Or, une dose de 1 mSv correspond déjà à un niveau de risque élevé: rapporté à la population française, cette exposition représente un détriment officiel de 3800 décès et assimilés. Avec des doses 10 fois supérieures on autorise la commercialisation d’aliments dont le niveau de contamination pourra provoquer des dizaines de milliers de morts et un nombre bien supérieur de cancéreux. » (7)

L'IRSN est lié au « CEPN, Centre d’Étude sur l'évaluation de la Protection dans le domaine Nucléaire, représente le lobby nucléaire français.

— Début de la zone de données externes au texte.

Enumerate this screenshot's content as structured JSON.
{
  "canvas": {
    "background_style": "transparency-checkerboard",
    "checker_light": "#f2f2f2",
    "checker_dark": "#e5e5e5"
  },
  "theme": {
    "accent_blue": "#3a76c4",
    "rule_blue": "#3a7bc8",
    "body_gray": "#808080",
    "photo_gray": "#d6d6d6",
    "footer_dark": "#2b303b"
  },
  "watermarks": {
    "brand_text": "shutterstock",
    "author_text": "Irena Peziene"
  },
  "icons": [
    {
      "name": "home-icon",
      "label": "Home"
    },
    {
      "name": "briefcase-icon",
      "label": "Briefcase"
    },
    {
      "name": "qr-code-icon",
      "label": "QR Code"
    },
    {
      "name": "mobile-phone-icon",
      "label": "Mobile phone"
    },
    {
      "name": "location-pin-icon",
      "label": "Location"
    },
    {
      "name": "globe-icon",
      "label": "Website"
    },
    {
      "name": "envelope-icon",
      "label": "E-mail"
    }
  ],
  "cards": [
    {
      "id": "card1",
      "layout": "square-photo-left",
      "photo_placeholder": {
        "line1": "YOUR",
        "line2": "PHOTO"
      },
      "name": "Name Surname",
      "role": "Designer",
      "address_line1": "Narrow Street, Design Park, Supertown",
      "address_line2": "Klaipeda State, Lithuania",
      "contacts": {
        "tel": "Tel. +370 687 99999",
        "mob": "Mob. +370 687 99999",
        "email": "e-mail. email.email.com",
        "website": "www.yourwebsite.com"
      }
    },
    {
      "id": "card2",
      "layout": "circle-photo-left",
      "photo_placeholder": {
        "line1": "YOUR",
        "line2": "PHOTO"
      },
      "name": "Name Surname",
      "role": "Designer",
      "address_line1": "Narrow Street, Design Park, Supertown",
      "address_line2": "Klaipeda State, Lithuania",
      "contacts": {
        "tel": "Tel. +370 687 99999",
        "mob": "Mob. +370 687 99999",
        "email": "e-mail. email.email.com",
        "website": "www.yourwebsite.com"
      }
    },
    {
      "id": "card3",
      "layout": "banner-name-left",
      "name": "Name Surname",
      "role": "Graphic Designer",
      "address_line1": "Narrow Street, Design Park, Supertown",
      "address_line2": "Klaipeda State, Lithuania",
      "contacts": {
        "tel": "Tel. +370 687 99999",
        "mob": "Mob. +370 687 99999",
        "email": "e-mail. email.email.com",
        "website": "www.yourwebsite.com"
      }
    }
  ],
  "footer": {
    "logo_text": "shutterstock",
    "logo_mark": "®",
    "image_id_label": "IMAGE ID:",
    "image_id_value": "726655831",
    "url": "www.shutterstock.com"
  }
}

Cette association à but non lucratif (loi 1901), créée en 1976, n'a que trois membres : Électricité de France (EDF), Commissariat à l'Énergie Atomique (CEA) et Compagnie Générale des Matières Nucléaires (Cogéma): les trois plus gros acteurs du nucléaire français. (8)

Un autre lobby du nucléaire est le Forum atomique industriel français (FAIF).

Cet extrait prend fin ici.